На их глазах уродливое существо, мгновение назад бывшее подобием человека, превратилось в крылатого ящера с огромными красноватыми глазами и раздвоенным драконьим хвостом. Монстр легко оттолкнулся и стремительно взмыл в высокое небо.
– Мне нужно отдохнуть от людей, – прошелестел голос Мастера. – Прощайте!
Игнатий облокотился на перила балкона и посмотрел на чудесный город Мастеров Сапи, на далекий океан и поселения на берегу уже совсем другими глазами.
– Это конец. Поздно что—то менять. Одного только не могу понять. Такое мудрое создание, как Мастер уверен, что вселенная очень скоро и в одночасье погибнет. Но ведь это невозможно. Хотя я не чувствую, чтобы он лгал или прикрывал этим вымыслом желание уничтожить ростки сопротивления, – Лернье покачал головой. – Все это очень странно. Вся раса мастеров связана друг с другом. Они постоянно обмениваются информацией и в курсе происходящего в каждой галактике, в каждом мире, где укоренился их народ.
Они шли по узкой улочке на окраине города.

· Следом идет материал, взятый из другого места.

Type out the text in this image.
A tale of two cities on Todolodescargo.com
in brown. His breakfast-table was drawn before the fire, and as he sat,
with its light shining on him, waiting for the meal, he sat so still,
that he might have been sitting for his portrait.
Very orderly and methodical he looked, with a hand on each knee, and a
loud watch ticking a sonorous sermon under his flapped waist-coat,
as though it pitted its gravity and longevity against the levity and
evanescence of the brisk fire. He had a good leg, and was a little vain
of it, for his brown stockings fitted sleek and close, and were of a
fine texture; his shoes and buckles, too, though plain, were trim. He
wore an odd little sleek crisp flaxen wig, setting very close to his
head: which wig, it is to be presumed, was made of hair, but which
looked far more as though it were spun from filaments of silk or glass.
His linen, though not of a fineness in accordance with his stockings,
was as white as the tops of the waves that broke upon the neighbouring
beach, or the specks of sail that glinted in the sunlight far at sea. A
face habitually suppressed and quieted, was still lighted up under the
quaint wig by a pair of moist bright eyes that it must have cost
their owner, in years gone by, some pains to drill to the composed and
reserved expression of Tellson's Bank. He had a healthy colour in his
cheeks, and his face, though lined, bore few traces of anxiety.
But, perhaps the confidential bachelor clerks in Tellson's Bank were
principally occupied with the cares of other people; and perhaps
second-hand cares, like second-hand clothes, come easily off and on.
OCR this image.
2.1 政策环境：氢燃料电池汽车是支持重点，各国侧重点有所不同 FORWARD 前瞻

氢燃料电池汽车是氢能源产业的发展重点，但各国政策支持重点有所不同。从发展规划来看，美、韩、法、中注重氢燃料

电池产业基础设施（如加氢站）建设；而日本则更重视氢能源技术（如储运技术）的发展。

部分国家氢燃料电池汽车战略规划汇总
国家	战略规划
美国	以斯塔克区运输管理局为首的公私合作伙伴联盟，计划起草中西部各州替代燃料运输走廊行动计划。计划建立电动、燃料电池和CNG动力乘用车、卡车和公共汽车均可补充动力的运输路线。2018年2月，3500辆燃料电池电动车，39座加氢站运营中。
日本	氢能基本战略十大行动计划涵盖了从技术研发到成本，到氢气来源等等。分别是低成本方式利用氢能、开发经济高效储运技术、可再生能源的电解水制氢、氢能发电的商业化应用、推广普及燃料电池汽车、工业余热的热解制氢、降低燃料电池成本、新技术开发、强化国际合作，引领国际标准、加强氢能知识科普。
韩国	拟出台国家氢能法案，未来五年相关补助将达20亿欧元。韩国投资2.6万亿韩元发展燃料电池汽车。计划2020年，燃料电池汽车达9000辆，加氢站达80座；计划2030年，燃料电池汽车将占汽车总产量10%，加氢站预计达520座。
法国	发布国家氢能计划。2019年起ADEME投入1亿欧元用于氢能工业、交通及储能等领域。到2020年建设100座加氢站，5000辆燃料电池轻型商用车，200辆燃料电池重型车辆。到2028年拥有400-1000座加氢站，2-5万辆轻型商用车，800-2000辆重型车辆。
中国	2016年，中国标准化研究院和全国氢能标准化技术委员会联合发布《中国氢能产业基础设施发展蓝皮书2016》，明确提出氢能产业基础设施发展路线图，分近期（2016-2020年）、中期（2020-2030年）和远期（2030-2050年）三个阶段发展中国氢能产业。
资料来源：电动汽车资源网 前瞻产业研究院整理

– Честно говоря, Жак, сейчас меня больше всего занимает другой вопрос. Какая роль отведена мне?
– Давай, поговорим об этом немного позже.
– Хорошо, поговорим позже. Ты все время говоришь о Мастере как о множестве. Как это понимать?
– Мастер Сапи – совокупность микроскопических живых существ, обладающих коллективным разумом. Твари неопределенной природы и поистине фантастических способностей. Полторы тысячи лет назад наш мир столкнулся с экспансией этих бестий. Что бы сейчас не говорил Мастер, это не было дипломатической миссией. Мы победили. А этот мир битву когда—то проиграл… Мы здесь застряли надолго, друг мой. И вряд ли выпутаемся из этой передряги.
– Но я то тут каким боком?!
– Ты – часть древнего предсказания: ибо в конце времен явится человек из мира Ветра Надежды. Этот человек – ты…
– Бред какой—то… Ветер Надежды – это просто красивая мечта людей о лучшей доле.
Лернье невесело улыбнулся:
– В этом мире Ветер Надежды – не отголосок чьей—то мечты. Ты будешь дышать им… Очень скоро ты будешь жить этой мечтой.
6. Земля – 3 (Конфедерация Виолетта)
В себя Матвеев пришел уже вечером на пригорке. Карманы его куртки были набиты лесными орехами. Он нащупал лежавшую на земле скрипку и сел, прислонившись к теплому стволу сосны. Сейчас он чувствовал в душе только спокойствие и умиротворение. Прогулка по лесу явно пошла на пользу.
Вскоре он вновь задремал и проснулся, когда наступил уже глубокий вечер.
А Кенга тем временем начал представление. Плац был освещен светом маломощных прожекторов и костров. Обитатели лагеря притаились в колеблющихся тенях. А посреди плаца безумствовал искусный актер с подвижным, как ртуть, лицом демона. Кенга. Отблески, отброшенные от окон, ежесекундно меняли его фантастическую физиономию, то он казался старым горбуном, то видным мужчиной, то привлекательной женщиной.
Матвеев замер, наблюдая за ним. Его сердце дрогнуло от предчувствия скорых и недобрых перемен.
Каким—то образом за несколько часов Кенга успел обставить свой балаган сложными механизмами и декорациями. Он прохаживался между ними колесом, подпрыгивал, жонглировал, делал фокусы, и беспрерывно, очень связно говорил. Его сверкающий костюм тоже менял цвета, искрился в темноте.
– Смотрите, господа мои! – вздорным голосом кричал Кенга, показывая зрителям живого кролика. – Вот кролик есть, – он накрыл его большим платком. – А сейчас его нет! Тушеный кролик, господа! С овощами! Так и вы, господа мои. Стоит мне щелкнуть пальцами, и каждый станет грудой дымящегося мяса. Но кто вы для меня? Мясо или что—то иное?! Вот в чем вопрос.